I was yearning for my youth the other day. It struck me, in a flash of inspiration, that I don't have to act like an old, stressed out person. I can still prioritize my own good time.

I giggled at the thought of me and my high school friends. We used to drive around the suburban town of Marrietta, Georgia aimlessly, in a way only a teenager can. We'd dance like crazy to the Presidents of the United States of America and the Reality Bites soundtrack. Our dancing would be kicked up a notch at every stoplight. Our goal was always to get person in the neighboring car to dance. We were really good at getting strangers to dance.

We would also have random dance breaks in parking lots. I carried that tradition with me way into my twenties but I haven't in a long time.

Thinking about those times is like watching an episode of the Wonder Years. It makes me feel calm, nostalgic and happy.

Snap back to my present life. I'm surrounded by books on Career Coaching and business building. I need to finish dinner and my house isn't clean. I'm an adult. It's hard and stressful. I get in my car to go run errands and work. I'm carrying my tension along with a shit-ton of stuff to return to the library. WHY DO I HAVE TO FEEL SO OLD?

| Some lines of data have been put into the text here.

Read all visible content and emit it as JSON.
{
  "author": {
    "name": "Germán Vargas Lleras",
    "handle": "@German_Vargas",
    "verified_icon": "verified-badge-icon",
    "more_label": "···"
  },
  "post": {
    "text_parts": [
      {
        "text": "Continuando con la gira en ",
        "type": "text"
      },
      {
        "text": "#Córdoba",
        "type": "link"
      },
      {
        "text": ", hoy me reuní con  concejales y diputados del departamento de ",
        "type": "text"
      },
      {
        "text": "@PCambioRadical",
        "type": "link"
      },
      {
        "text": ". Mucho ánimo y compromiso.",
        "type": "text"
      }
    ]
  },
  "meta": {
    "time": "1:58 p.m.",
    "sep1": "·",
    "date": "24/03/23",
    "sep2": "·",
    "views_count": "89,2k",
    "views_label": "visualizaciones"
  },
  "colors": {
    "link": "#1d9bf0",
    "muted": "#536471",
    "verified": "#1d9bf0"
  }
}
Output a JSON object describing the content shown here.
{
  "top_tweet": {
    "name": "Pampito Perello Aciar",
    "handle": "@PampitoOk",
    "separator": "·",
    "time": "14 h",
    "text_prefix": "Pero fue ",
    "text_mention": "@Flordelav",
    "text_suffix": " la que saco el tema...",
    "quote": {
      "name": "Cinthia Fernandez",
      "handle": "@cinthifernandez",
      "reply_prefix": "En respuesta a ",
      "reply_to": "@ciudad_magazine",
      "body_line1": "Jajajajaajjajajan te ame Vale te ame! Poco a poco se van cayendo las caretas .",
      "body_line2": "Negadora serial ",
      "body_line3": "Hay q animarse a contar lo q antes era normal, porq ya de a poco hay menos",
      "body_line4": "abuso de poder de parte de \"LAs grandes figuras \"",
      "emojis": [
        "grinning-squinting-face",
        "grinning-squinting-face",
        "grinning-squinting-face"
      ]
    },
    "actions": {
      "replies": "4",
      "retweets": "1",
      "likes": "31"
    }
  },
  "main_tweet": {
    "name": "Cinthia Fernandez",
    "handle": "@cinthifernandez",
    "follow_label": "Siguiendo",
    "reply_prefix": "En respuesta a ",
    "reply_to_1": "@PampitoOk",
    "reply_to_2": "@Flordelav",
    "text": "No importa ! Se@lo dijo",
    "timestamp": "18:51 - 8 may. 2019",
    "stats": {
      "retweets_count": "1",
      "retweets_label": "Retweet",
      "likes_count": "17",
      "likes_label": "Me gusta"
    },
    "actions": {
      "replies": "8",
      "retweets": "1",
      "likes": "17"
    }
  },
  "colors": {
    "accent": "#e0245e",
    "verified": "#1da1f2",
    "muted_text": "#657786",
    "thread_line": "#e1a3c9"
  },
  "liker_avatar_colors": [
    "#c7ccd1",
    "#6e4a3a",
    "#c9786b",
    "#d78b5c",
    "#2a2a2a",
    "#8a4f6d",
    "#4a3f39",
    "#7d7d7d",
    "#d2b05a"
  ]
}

Light bulb moment. I don't. I can rock out to Selena Gomez, singing my heart out and dancing like a damn fool at stop lights if I want. So I did. And I will. Because it's fun and it feels good.

Once, I was doing a crazy damn made-up workout as I walked up a residential hill. Most of the surrounding houses were second homes, so no one was around. Until, suddenly, there was someone sitting on their couch, watching TV. I stopped doing my crazy, ab-burning exercise that involved kicking and punching or something. I walked normally by.

Then it occurred to me, I'm out working on my fitness and that person is inside on a beautiful day, watching TV. WHY AM I ASHAMED? I'm having fun and doing something good for myself that doesn't hurt anyone and could actually inspire others to have a better time.

So, I restarted my crazy workout. I'm going to keep up with my singing and dancing in the car. It's fun and it makes me happy. That's a damn good reason to do something.

What are you going to do to have some fun and make yourself happy? How could you inspire others?